Sharding Nasıl Çalışmaktadır?
Bir blok zincir üzerinde normalde tüm veriler tam düğüm çalıştıran madenciler ya da doğrulayıcılar tarafından tutulmaktadır. Bir blok zincirdeki düğümler bağımsızdır ve merkezi olmayan bir ağdaki tüm verilerin korunmasından ve depolanmasından sorumludur. Başka bir deyişle, her düğüm, hesap bakiyeleri ve işlem geçmişi gibi kritik bilgileri depolamaktadır. Blok zincir ağları, her düğümün ağ üzerindeki tüm işlemleri, verileri ve işlemleri işlemesi gerektiği şekilde kurulmuştur. Sharding ile bu veritabanları bölünerek yatay olarak bölümlenmesi şeklinde gerçekleştirilebilir. Örneğin, belirli bir adres türü için bakiye ve işlem geçmişini depolamaktan bir shard sorumlu olabilir. Ayrıca, shardlar, içinde depolanan dijital varlığın türüne göre bölmek de mümkün olabilir.

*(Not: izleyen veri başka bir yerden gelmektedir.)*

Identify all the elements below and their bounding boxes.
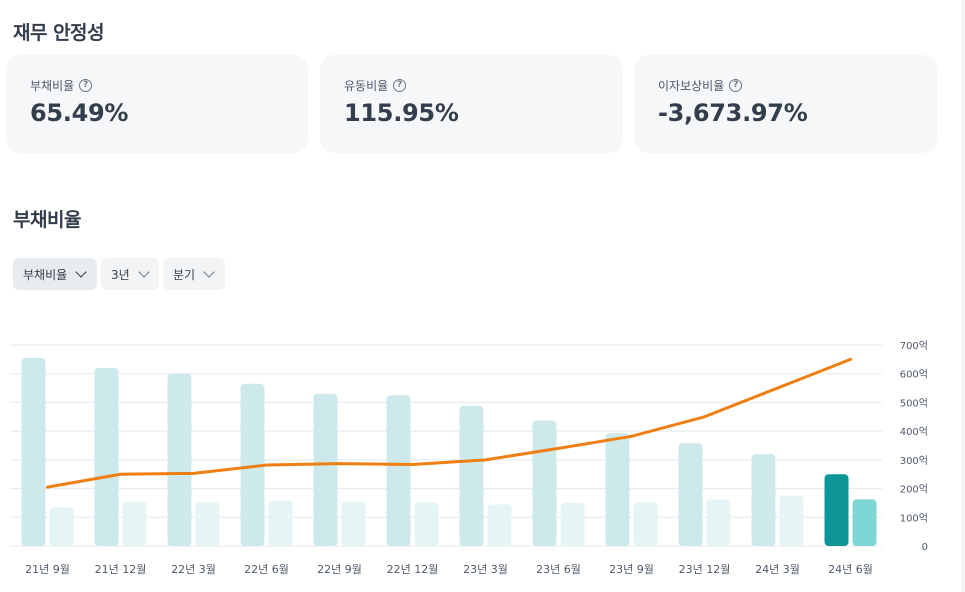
y-tick-label: 500억 xyxy=(900,397,928,409)
bar-primary xyxy=(21,357,46,546)
bar-primary xyxy=(678,443,703,546)
line-point xyxy=(411,462,414,466)
x-tick-label: 23년 9월 xyxy=(609,563,654,576)
chevron-down-icon xyxy=(138,266,150,278)
debt-ratio-section-title: 부채비율 xyxy=(13,209,81,231)
bar-primary xyxy=(313,393,338,546)
bar-primary xyxy=(459,405,484,546)
bar-secondary xyxy=(706,499,731,546)
line-series xyxy=(46,357,852,489)
bar-secondary xyxy=(414,502,439,546)
scrollbar[interactable] xyxy=(961,0,965,592)
bar-secondary xyxy=(560,502,585,546)
chevron-down-icon xyxy=(75,266,87,278)
bar-secondary xyxy=(487,504,512,546)
bar-primary xyxy=(386,395,411,546)
help-icon[interactable]: ? xyxy=(729,79,743,92)
y-tick-label: 700억 xyxy=(900,340,928,352)
line-point xyxy=(484,458,487,462)
x-tick-label: 23년 3월 xyxy=(463,563,508,576)
bar-primary xyxy=(824,474,849,546)
bar-secondary xyxy=(633,502,658,546)
line-point xyxy=(192,471,195,475)
interval-dropdown[interactable]: 분기 xyxy=(163,258,225,290)
y-tick-label: 200억 xyxy=(900,484,928,496)
current-ratio-value: 115.95% xyxy=(344,99,459,127)
interest-coverage-value: -3,673.97% xyxy=(658,99,808,127)
x-tick-label: 21년 9월 xyxy=(25,563,70,576)
debt-ratio-label: 부채비율 xyxy=(30,79,75,93)
interest-coverage-card[interactable]: 이자보상비율 ? -3,673.97% xyxy=(634,55,937,153)
interest-coverage-label: 이자보상비율 xyxy=(658,79,725,93)
y-tick-label: 400억 xyxy=(900,426,928,438)
y-tick-label: 100억 xyxy=(900,512,928,524)
x-tick-label: 22년 3월 xyxy=(171,563,216,576)
line-point xyxy=(703,415,706,419)
bar-secondary xyxy=(49,507,74,546)
y-tick-label: 0 xyxy=(922,542,928,553)
debt-ratio-value: 65.49% xyxy=(30,99,129,127)
financial-stability-title: 재무 안정성 xyxy=(13,22,105,44)
interval-dropdown-label: 분기 xyxy=(173,267,196,282)
x-tick-label: 23년 12월 xyxy=(679,563,731,576)
line-point xyxy=(46,485,49,489)
x-tick-label: 21년 12월 xyxy=(95,563,147,576)
help-icon[interactable]: ? xyxy=(79,79,93,92)
period-dropdown[interactable]: 3년 xyxy=(101,258,159,290)
bar-secondary xyxy=(852,499,877,546)
line-point xyxy=(338,462,341,466)
y-tick-label: 600억 xyxy=(900,369,928,381)
x-tick-label: 22년 9월 xyxy=(317,563,362,576)
y-tick-label: 300억 xyxy=(900,455,928,467)
help-icon[interactable]: ? xyxy=(393,79,407,92)
bar-secondary xyxy=(268,500,293,546)
bar-secondary xyxy=(341,501,366,546)
line-point xyxy=(557,446,560,450)
debt-ratio-card[interactable]: 부채비율 ? 65.49% xyxy=(6,55,308,153)
line-point xyxy=(265,463,268,467)
bar-primary xyxy=(167,373,192,546)
bar-primary xyxy=(532,420,557,546)
bar-primary xyxy=(240,383,265,546)
chevron-down-icon xyxy=(203,266,215,278)
current-ratio-card[interactable]: 유동비율 ? 115.95% xyxy=(320,55,623,153)
current-ratio-label: 유동비율 xyxy=(344,79,389,93)
line-point xyxy=(849,357,852,361)
x-tick-label: 22년 12월 xyxy=(387,563,439,576)
line-point xyxy=(776,386,779,390)
bar-primary xyxy=(751,454,776,546)
bar-secondary xyxy=(779,495,804,546)
metric-dropdown[interactable]: 부채비율 xyxy=(13,258,97,290)
bar-primary xyxy=(94,367,119,546)
line-point xyxy=(630,434,633,438)
bar-secondary xyxy=(122,501,147,546)
x-tick-label: 24년 3월 xyxy=(755,563,800,576)
bar-primary xyxy=(605,433,630,546)
bar-secondary xyxy=(195,502,220,546)
debt-ratio-chart: 0 100억 200억 300억 400억 500억 600억 700억 21년 9월 21년 1… xyxy=(10,340,928,576)
x-tick-label: 23년 6월 xyxy=(536,563,581,576)
line-point xyxy=(119,472,122,476)
x-tick-label: 22년 6월 xyxy=(244,563,289,576)
period-dropdown-label: 3년 xyxy=(111,267,130,282)
x-tick-label: 24년 6월 xyxy=(828,563,873,576)
metric-dropdown-label: 부채비율 xyxy=(23,267,68,282)
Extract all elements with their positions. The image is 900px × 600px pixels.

Blok zincir üzerindeki her shard, blok zincir teknolojisinin önemli bir yönünü olan şeffaflığı sürdürmektedir. Başka bir deyişle, blok zincir üzerindeki tüm işlemler üçüncü kişiler tarafından şeffaf bir şekilde görüntülenebilmektedir.
Shardlar’da Güvenlik
Sharding özelinde en çok dile getirilen problemlerden olan güvenlik sorunu, bir shardın bilgilerinin kaybı olarak tanımlanmaktadır. Uygulamada ortaya çıkan ana sorunlardan biri güvenliktir. Her shard birbirinden ayrı olup, yalnızca kendi verilerini işlese de, bir shardın başka bir shardı devraldığı durumda bilgi ve veri kaybı gibi durumlarda shardların bozulmasıyla ilgili bir güvenlik endişesi vardır.

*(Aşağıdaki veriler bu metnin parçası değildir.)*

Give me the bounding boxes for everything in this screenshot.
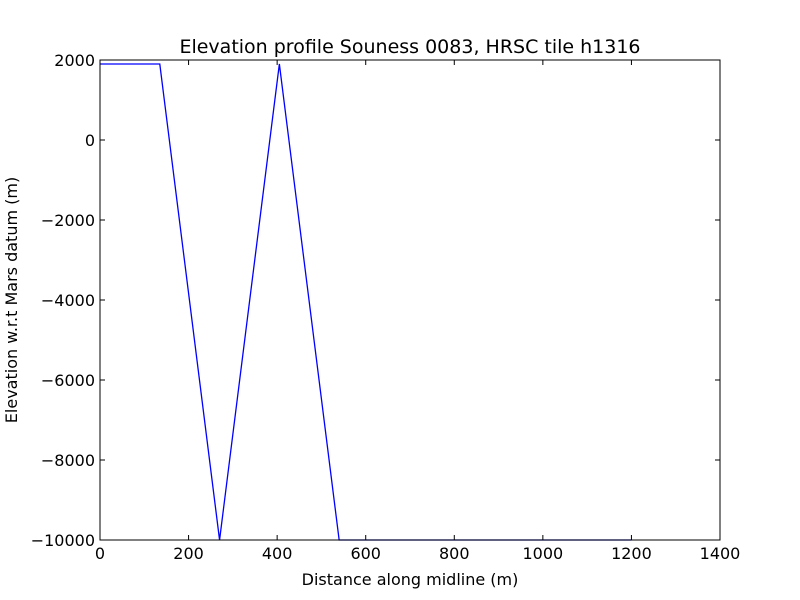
chart-title: Elevation profile Souness 0083, HRSC til… (179, 36, 640, 58)
x-axis-label: Distance along midline (m) (302, 570, 519, 589)
x-tick-label: 1200 (611, 544, 652, 563)
plot-frame (99, 59, 721, 541)
x-tick-label: 1000 (522, 544, 563, 563)
y-tick-label: −6000 (41, 371, 95, 390)
y-tick-label: −4000 (41, 291, 95, 310)
x-axis-ticks: 0 200 400 600 800 1000 1200 1400 (95, 60, 740, 563)
y-axis-ticks: 2000 0 −2000 −4000 −6000 −8000 −10000 (31, 51, 720, 550)
x-tick-label: 800 (439, 544, 470, 563)
x-tick-label: 200 (173, 544, 204, 563)
y-axis-label: Elevation w.r.t Mars datum (m) (2, 177, 21, 423)
x-tick-label: 1400 (700, 544, 741, 563)
plot-area (100, 63, 632, 541)
x-tick-label: 400 (262, 544, 293, 563)
x-tick-label: 600 (350, 544, 381, 563)
y-tick-label: −8000 (41, 451, 95, 470)
x-tick-label: 0 (95, 544, 105, 563)
y-tick-label: −10000 (31, 531, 95, 550)
y-tick-label: 2000 (54, 51, 95, 70)
y-tick-label: 0 (85, 131, 95, 150)
series-line-0 (100, 63, 632, 541)
y-tick-label: −2000 (41, 211, 95, 230)
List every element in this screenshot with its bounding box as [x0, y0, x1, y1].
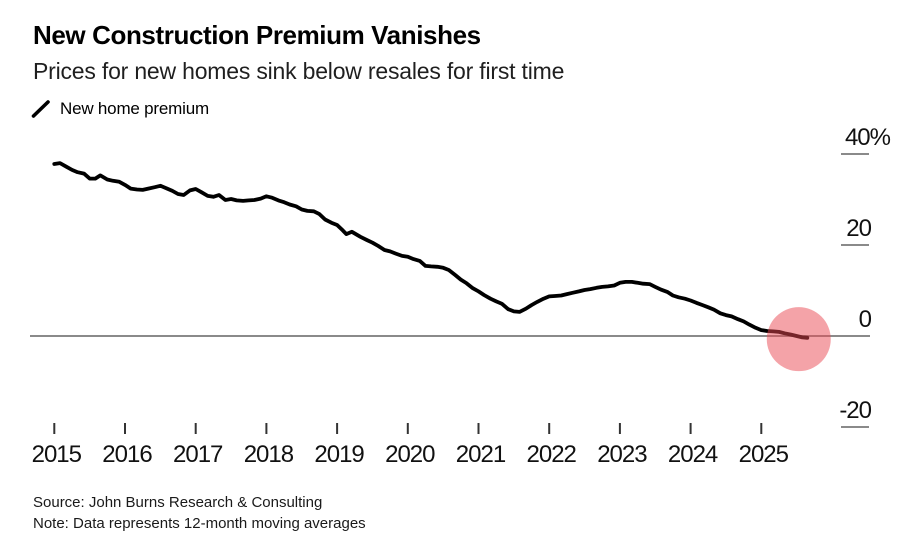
source-text: Source: John Burns Research & Consulting: [33, 494, 323, 511]
chart-subtitle: Prices for new homes sink below resales …: [33, 58, 565, 84]
y-axis-label: 40%: [845, 124, 891, 151]
premium-line-series: [52, 161, 810, 340]
x-axis-label: 2020: [385, 441, 435, 468]
x-axis-label: 2016: [102, 441, 152, 468]
highlight-circle: [766, 307, 831, 372]
x-axis-label: 2018: [244, 441, 294, 468]
x-axis-label: 2019: [314, 441, 364, 468]
x-axis-label: 2017: [173, 441, 223, 468]
x-axis-label: 2015: [32, 441, 82, 468]
x-axis-label: 2022: [527, 441, 577, 468]
y-axis-label: -20: [839, 397, 871, 424]
legend-item-label: New home premium: [60, 99, 209, 118]
footer: Source: John Burns Research & Consulting…: [33, 492, 366, 534]
x-axis-label: 2025: [739, 441, 789, 468]
x-axis-label: 2023: [597, 441, 647, 468]
legend: New home premium: [31, 99, 209, 119]
x-axis-label: 2024: [668, 441, 718, 468]
y-axis-label: 20: [846, 215, 871, 242]
note-text: Note: Data represents 12-month moving av…: [33, 515, 366, 532]
y-axis-label: 0: [859, 306, 872, 333]
x-axis-label: 2021: [456, 441, 506, 468]
line-slash-icon: [31, 100, 50, 118]
chart-title: New Construction Premium Vanishes: [33, 20, 481, 50]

Her bir shardı, kimliği doğrulanmış kullanıcıları ve verileriyle kendi blok zinciri ağı olarak düşünürsek, bir bilgisayar korsanı veya bir siber saldırı yoluyla bir shardı ele geçirebilir. Saldırgan daha sonra yanlış işlemler veya kötü amaçlı bir program sunabilir.

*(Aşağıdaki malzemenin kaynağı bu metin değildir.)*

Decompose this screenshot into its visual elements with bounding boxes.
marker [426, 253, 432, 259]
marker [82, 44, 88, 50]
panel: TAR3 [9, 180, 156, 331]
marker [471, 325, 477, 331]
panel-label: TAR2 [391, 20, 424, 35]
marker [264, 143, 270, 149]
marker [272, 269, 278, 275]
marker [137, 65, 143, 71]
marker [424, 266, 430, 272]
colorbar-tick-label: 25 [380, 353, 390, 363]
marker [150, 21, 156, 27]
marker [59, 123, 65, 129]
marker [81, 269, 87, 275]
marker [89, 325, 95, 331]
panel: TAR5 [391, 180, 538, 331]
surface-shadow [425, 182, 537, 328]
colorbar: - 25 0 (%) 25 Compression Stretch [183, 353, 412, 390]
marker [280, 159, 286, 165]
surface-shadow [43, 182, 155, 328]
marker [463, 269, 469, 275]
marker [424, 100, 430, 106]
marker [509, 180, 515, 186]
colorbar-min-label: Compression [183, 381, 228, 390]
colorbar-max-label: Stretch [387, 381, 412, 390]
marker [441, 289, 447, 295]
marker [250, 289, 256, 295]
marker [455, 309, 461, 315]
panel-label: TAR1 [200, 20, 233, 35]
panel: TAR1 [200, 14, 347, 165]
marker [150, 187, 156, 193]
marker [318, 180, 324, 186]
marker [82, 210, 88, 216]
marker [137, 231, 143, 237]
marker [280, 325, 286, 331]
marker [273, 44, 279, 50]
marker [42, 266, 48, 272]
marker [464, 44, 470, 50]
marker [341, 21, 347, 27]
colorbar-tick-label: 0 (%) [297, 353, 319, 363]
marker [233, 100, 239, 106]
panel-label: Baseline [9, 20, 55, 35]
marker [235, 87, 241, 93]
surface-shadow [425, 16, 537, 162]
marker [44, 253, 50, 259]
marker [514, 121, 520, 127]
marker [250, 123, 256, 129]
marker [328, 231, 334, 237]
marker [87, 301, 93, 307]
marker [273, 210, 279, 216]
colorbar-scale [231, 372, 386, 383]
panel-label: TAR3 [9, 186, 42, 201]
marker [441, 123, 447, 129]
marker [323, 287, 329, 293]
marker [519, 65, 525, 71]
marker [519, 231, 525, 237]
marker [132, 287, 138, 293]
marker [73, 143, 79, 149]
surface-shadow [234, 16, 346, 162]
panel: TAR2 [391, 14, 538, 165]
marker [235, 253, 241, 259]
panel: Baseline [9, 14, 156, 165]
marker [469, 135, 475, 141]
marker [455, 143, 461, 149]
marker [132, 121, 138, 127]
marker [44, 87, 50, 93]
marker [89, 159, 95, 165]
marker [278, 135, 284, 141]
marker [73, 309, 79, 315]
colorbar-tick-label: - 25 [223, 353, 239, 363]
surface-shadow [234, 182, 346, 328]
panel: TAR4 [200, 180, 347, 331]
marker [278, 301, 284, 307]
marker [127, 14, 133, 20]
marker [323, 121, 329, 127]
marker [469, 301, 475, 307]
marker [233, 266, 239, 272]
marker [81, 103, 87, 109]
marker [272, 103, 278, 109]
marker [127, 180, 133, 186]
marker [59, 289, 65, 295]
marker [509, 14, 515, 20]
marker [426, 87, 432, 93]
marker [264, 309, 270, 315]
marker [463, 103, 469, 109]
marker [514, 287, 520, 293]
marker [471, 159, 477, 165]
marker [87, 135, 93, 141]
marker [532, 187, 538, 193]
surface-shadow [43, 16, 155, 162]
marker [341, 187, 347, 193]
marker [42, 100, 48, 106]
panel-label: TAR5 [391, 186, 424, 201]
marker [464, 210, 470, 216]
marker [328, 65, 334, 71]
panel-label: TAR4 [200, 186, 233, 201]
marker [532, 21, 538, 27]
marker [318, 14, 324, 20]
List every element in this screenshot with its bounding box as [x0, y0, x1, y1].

En önde gelen blok zincir projelerinden biri olan Ethereum, gecikme ve ölçeklenebilirlik sorunlarına olası bir çözüm olarak sharding teknolojisini test etmektedir. Ethereum ağının Beacon Chain Proof-of-stake sistemi ile birleşeceği "The Merge" olarak adlandırılan olay gerçekleştikten sonra 64 yeni shard zincirini faaliyete geçirmeyi planlamaktadır. Ethereum, düğümleri belirli shardlara rastgele atayarak ve bunları sürekli olarak rastgele aralıklarla yeniden atayarak yani karıştırarak bir shardın saldırılara karşı güvenliğini arttırmayı hedeflemektedir. Bu rastgele atama, bilgisayar korsanlarının bir shardı ne zaman ve nerede bozacağını bilmesini zorlaştırır.
Hala daha test aşamasında olan sharding teknolojisi blok zincirlerin ölçeklenebilirlik sorunlarının çözümü için büyük potansiyel taşımaktadır.